Schrijfvaardig zijn veronderstelt het kunnen gebruiken van taal als een autonoom betekenissysteem: doordat schriftelijke communicatie niet is ingebed in een door verzender en ontvanger gedeelde situatiecontext, moeten teksten zó geschreven worden dat ze een onafhankelijk bestaan kunnen leiden, los van de schrijver en van de context waarin de tekst werd geproduceerd. Het slagen van de communicatie is dus in hoge mate afhankelijk van de wijze waarop schrijvers de informatie die zij willen overdragen in taal uitdrukken. Succesvol communiceren aan de hand van geschreven teksten vergt van schrijvers dan ook gerichte aandacht en inspanning met betrekking tot de wijze waarop zij hun boodschap talig vormgeven met het oog op begrip ervan vanwege de lezer.
Schrijfprocessen vereisen van schrijvers enerzijds een activering van hun kennis van de wereld op basis waarvan ze inhoud kunnen genereren, en anderzijds een uitdrukking hiervan in taal, rekening houdend met het beoogde doel van de tekst en met het beoogde lezerspubliek. Daartoe moeten schrijvers naast kennis van de conventies wat betreft spelling, woordkeuze en grammatica, ook (a) vertrouwd zijn met de conventies die de interne organisatie van teksten beregelen, (b) uitdrukking kunnen geven aan de onderlinge verbanden tussen informatieve elementen binnen teksten, (c) daarbij rekening houdend met het publiek dat ze beogen.

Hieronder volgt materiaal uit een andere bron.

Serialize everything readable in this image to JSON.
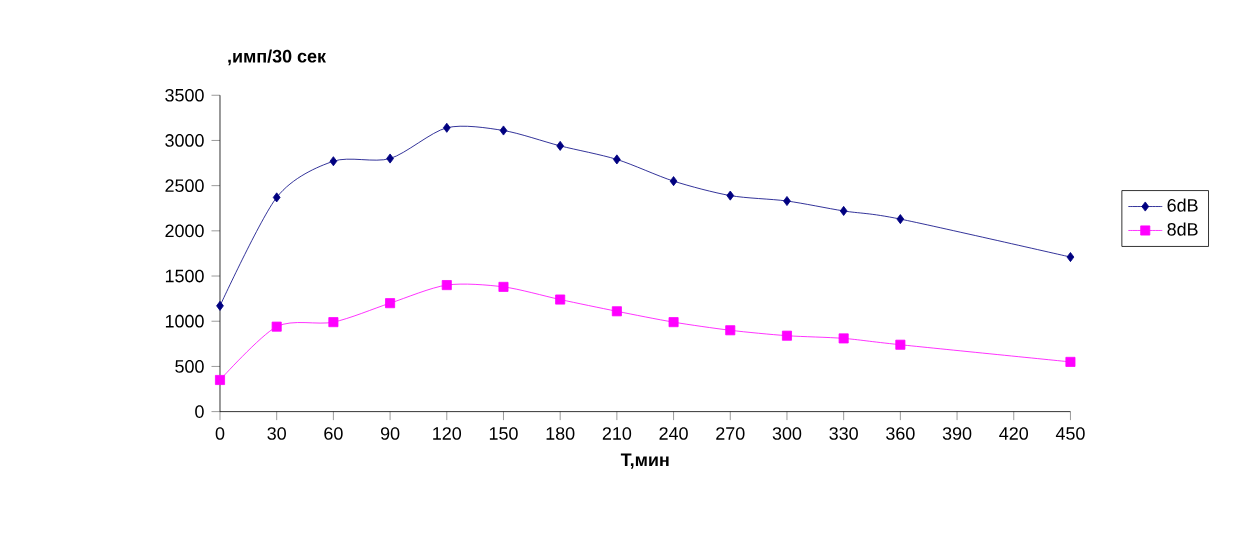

Schrijven is een cognitief belastende activiteit. De ontwikkeling van schrijfvaardigheid vergt dan ook een uitgebreid leertraject dat doorheen het hele schoolcurriculum doelgericht moet worden opgezet en de vereiste kennis en vaardigheden tot stand brengen, door expliciet schrijfonderwijs met veelvuldige oefening, reflectie en explicitering, gekaderd in een aanbod van motiverende schrijfervaringen allerhande.
Wat maakt schrijfonderwijs doeltreffend? In Cahier nr 3 van het Netwerk Didactiek Nederlands worden dertien Principes van excellent schrijfonderwijs uiteengezet, gevolgd door een beschrijving van twaalf Praktijken met een hoge mate van effectiviteit voor de bevordering van schrijfvaardigheid.
Micha Hamel zegt
Hallo goedemorgen. Ik snap iets niet. Als je bij (c) rekening moet houden met je publiek, dan is de tekst toch juist niet onafhankelijk van maar juist toegespitst op een situatiecontext?